67  

Он выпрямился на помосте и, держа голову Марьи Гамильтон перед собой, прочел собравшимся краткую лекцию по анатомии. Вслед за этим, по приказу царя, голова была положена в спирт и отдана в Академию наук, где ее хранили в особой комнате, часто навещаемой императором.

* * *

А напрасно, напрасно Катерина была убеждена, что Петр уже ищет повод для примирения! Все обстояло совершенно наоборот. Люди Ушакова не дремали: к допросу в течение нескольких дней было привлечено множество подозреваемых. Все они были упомянуты в подметном письме – в том же самом, которое оповещало о свидании Виллима с Катериной. Кто бы ни был автор послания, он оказался очень хорошо осведомлен о многих сокровенных тайнах. И чем больше проходило допросов, на которых присутствовал и император, тем больше убеждался он в том, что пригретый им отпрыск семейства Монсов – ворюга из ворюг. Ну а обыск в его доме и оставленные кое-где неосторожные заметки, сделанные для памяти, недвусмысленно свидетельствовали: сообщницей Монса была императрица. И если даже не удалось схватить их на месте тайного свидания в объятиях друг друга, довольно было этих заметок: «Милой К. причитается такая-то часть от полученного с г-на Б.»; «Имп. всея Руси и сердца моего надобно передать столько-то золотых монет из полученного от графа М.».

И прочее в этом же роде.

Петр немедленно велел привести к себе преступника и встретил его взором, в котором было столько гнева, презрения и жажды мести, что Виллим лишился сознания и рухнул на пол. Ему отворили кровь и унесли назад под караул. Очнувшись, он снова сел, прислонившись спиной к стене, не ощущая ее холода, и долго сидел так, безотчетно сжимая и разжимая пальцы:

  • Любовь, любовь меня сгубила…

А Петр после этого вызвал к себе Меншикова и Остермана, главу Иностранной коллегии, и сообщил о своем решении казнить Катерину.

Отрубить ей голову. На одном эшафоте с любовником.

Они хотели быть вместе? Ну так пускай отправляются в ад на пару!

Меншиков так и обмер, так и лишился языка, и не знал, что сказать, только вцепился в свой вороной парик, да и сидел молча, лишь изредка стеная либо матерясь. Если уж на любимую жену мин херц решился руку поднять, то не дойдет ли в скором времени опала до вернейшего друга Алексашки?!

Да уж, в самом деле – можно от такой мысли лишиться языка!

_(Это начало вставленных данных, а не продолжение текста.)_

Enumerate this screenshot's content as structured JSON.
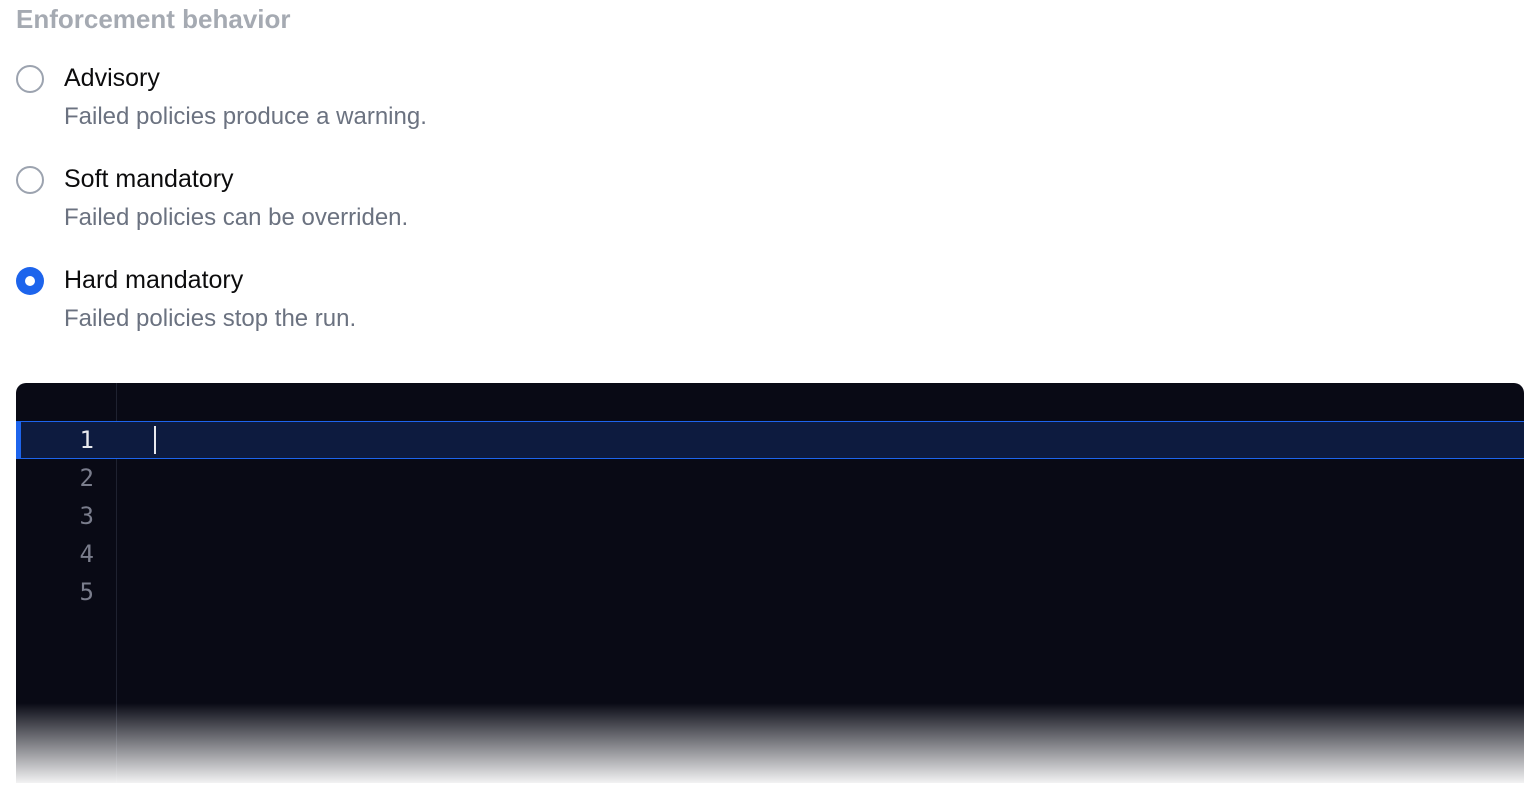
{
  "section": {
    "title": "Enforcement behavior"
  },
  "options": [
    {
      "label": "Advisory",
      "description": "Failed policies produce a warning.",
      "selected": false
    },
    {
      "label": "Soft mandatory",
      "description": "Failed policies can be overriden.",
      "selected": false
    },
    {
      "label": "Hard mandatory",
      "description": "Failed policies stop the run.",
      "selected": true
    }
  ],
  "editor": {
    "active_line": 1,
    "lines": [
      "1",
      "2",
      "3",
      "4",
      "5"
    ],
    "content": [
      "",
      "",
      "",
      "",
      ""
    ]
  }
}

– Государь, сие свершить никак нельзя, – негромко проговорил Андрей Иванович Остерман и на всякий случай сделал шаг назад, ибо ни малейшего возражения государь не терпел, и порою людям, осмеливавшимся ему перечить, приходилось уходить с разбитыми носами или подбитыми глазами. И за это еще следовало спасибо сказать, ибо результатом могла бы стать немедленная отдача на правеж или отправка прямиком в крепость. Причем такая расправа происходила даже по поводу самому пустяшному, а уж коли ты осмеливаешься останавливать государя в таком чрезвычайно важном, можно сказать – судьбоносном деле, как смертная казнь изменницы-императрицы, то вполне можно быть готовым к немедленной погибели.

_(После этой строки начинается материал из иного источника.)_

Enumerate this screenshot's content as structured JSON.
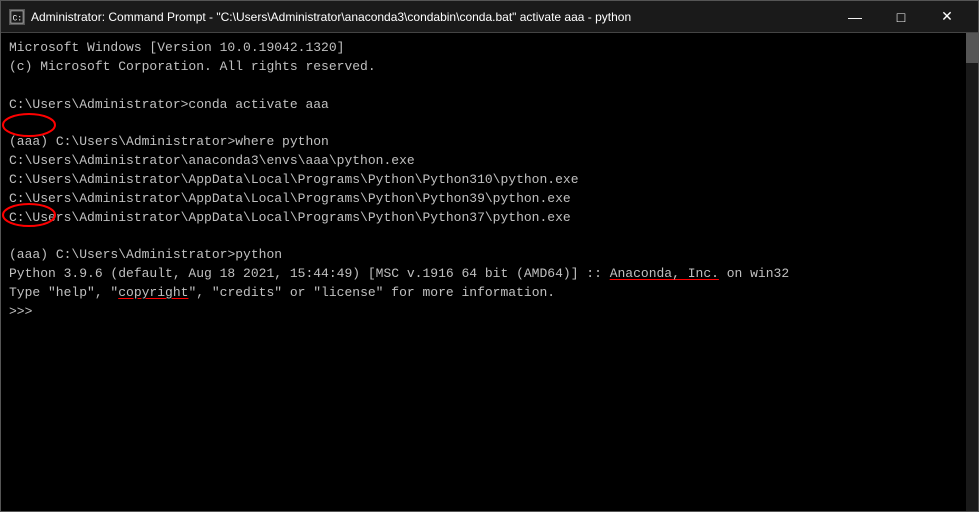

И все же Остерман решился возражать. Не то чтобы ему было жалко Катерину или он ей так уж сильно симпатизировал… Она была солдатской шлюхой, таковой же и осталась, и сейчас пожинала лишь то, что сама же посеяла. Но Готлиб-Иоганн-Фридрих Остерман, ныне перекрещенный в Андрея Ивановича, искренне любил Петра. Всей удачей своей жизни он был обязан этому государю, который дал ему возможность из простого переводчика при Посольском приказе сделаться значительным лицом в стране – вице-президентом Коллегии иностранных дел. Смертная казнь в императорской семье – дело государственное, а значит, решение его не могло обойтись без Остермана. И он знал: нельзя позволить Петру совершить глупость – глупость международного масштаба! Довольно уже трагических участей царицы Евдокии и царевича Алексея. Казнить Катерину – и Петра начнут во всеуслышание называть каннибалом. Цивилизованные европейские государи станут от него отворачиваться. Сколько стараний Остермана по налаживанию международных отношений пойдет псу под хвост! А главное, велик ли престиж для дипломата – служить государю, который сам, добровольно признал, что короне (или шапке Мономаха, невелика разница!) неловко теперь сидеть на его голове, обремененной рогами?

Доводы были разумными и вескими, однако Остерман все же трусил, и, когда царь, медленно подняв голову, в упор взглянул на него налитыми кровью, полубезумными глазами, пол под Остерманом закачался так сильно, что Андрей Иванович принужден был схватиться рукой за стену, чтобы не упасть.